Prepare Files

Step 1: Determine Your Target Data Category

The first step is to determine the target data category that best aligns with your model’s evaluation goals and readiness.

To accommodate varying computational budgets and model development stages, General-Bench is split into two distinct subsets: the closed set and the open set.

  • Closed Set: with inputs and labels of samples all publicly open, for free open-world use (e.g., for academic experiment/comparisons).

  • Open Set: with only sample inputs available, which is used for leaderboard ranking. Participants need to submit the predictions to us for internal evaluation.

dual-set

Scope Definitions

Tasks are further categorized into the following four evaluation scopes:

  • Scope-A: Full-spectrum Hero

    Covers all modalities and task types under the General-Level benchmark. Designed for highly capable, general-purpose multimodal models.

  • Scope-B: Modality-specific Unified Hero

    Focuses on a single modality or combinations of related modalities (e.g., image, video, audio, 3D), targeting modality-level generalists.

  • Scope-C: Comprehension/Generation Hero

    Separates tasks into comprehension vs. generation within each modality.
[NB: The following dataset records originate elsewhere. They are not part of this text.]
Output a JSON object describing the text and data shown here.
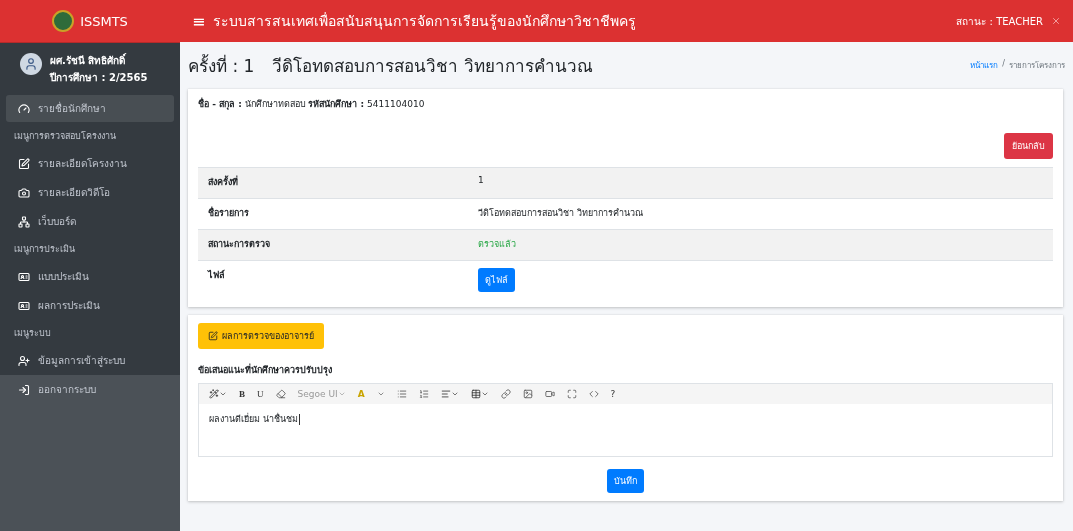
{
  "brand": "ISSMTS",
  "user": {
    "name": "ผศ.รัชนี สิทธิศักดิ์",
    "term": "ปีการศึกษา : 2/2565"
  },
  "sidebar": {
    "items": [
      {
        "kind": "item",
        "label": "รายชื่อนักศึกษา",
        "selected": true
      },
      {
        "kind": "header",
        "label": "เมนูการตรวจสอบโครงงาน"
      },
      {
        "kind": "item",
        "label": "รายละเอียดโครงงาน",
        "selected": false
      },
      {
        "kind": "item",
        "label": "รายละเอียดวิดีโอ",
        "selected": false
      },
      {
        "kind": "item",
        "label": "เว็บบอร์ด",
        "selected": false
      },
      {
        "kind": "header",
        "label": "เมนูการประเมิน"
      },
      {
        "kind": "item",
        "label": "แบบประเมิน",
        "selected": false
      },
      {
        "kind": "item",
        "label": "ผลการประเมิน",
        "selected": false
      },
      {
        "kind": "header",
        "label": "เมนูระบบ"
      },
      {
        "kind": "item",
        "label": "ข้อมูลการเข้าสู่ระบบ",
        "selected": false
      },
      {
        "kind": "item",
        "label": "ออกจากระบบ",
        "selected": false
      }
    ]
  },
  "topbar": {
    "menu_glyph": "≡",
    "title": "ระบบสารสนเทศเพื่อสนับสนุนการจัดการเรียนรู้ของนักศึกษาวิชาชีพครู",
    "status": "สถานะ : TEACHER"
  },
  "page": {
    "title_prefix": "ครั้งที่ : 1",
    "title": "วีดิโอทดสอบการสอนวิชา วิทยาการคำนวณ",
    "breadcrumb": [
      "หน้าแรก",
      "รายการโครงการ"
    ],
    "breadcrumb_separator": "/"
  },
  "student": {
    "name_label": "ชื่อ - สกุล :",
    "name": "นักศึกษาทดสอบ",
    "id_label": "รหัสนักศึกษา :",
    "id": "5411104010"
  },
  "back_button": "ย้อนกลับ",
  "details": [
    {
      "kind": "text",
      "label": "ส่งครั้งที่",
      "value": "1"
    },
    {
      "kind": "text",
      "label": "ชื่อรายการ",
      "value": "วีดิโอทดสอบการสอนวิชา วิทยาการคำนวณ"
    },
    {
      "kind": "status",
      "label": "สถานะการตรวจ",
      "value": "ตรวจแล้ว"
    },
    {
      "kind": "button",
      "label": "ไฟล์",
      "value": "ดูไฟล์"
    }
  ],
  "review_button": "ผลการตรวจของอาจารย์",
  "feedback": {
    "label": "ข้อเสนอแนะที่นักศึกษาควรปรับปรุง",
    "toolbar": {
      "bold": "B",
      "underline": "U",
      "font": "Segoe UI",
      "letter_a": "A",
      "help": "?"
    },
    "value": "ผลงานดีเยี่ยม น่าชื่นชม"
  },
  "save_button": "บันทึก"
}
Suitable for lightweight or early-stage models due to its lower entry threshold.

  • Scope-D: Skill-specific Hero

    Provides fine-grained evaluation focused on specific task clusters such as VQA, captioning, or speech recognition—ideal for partial generalists.

Step 2: Download the Dataset

Based on your selected scope and target tasks, download the corresponding dataset subsets.

Available Evaluation Datasets

Notes

  • If a scope contains multiple sub-tasks, please download each dataset individually.

  • All datasets follow a standardized file structure. For details, refer to Dataset Format.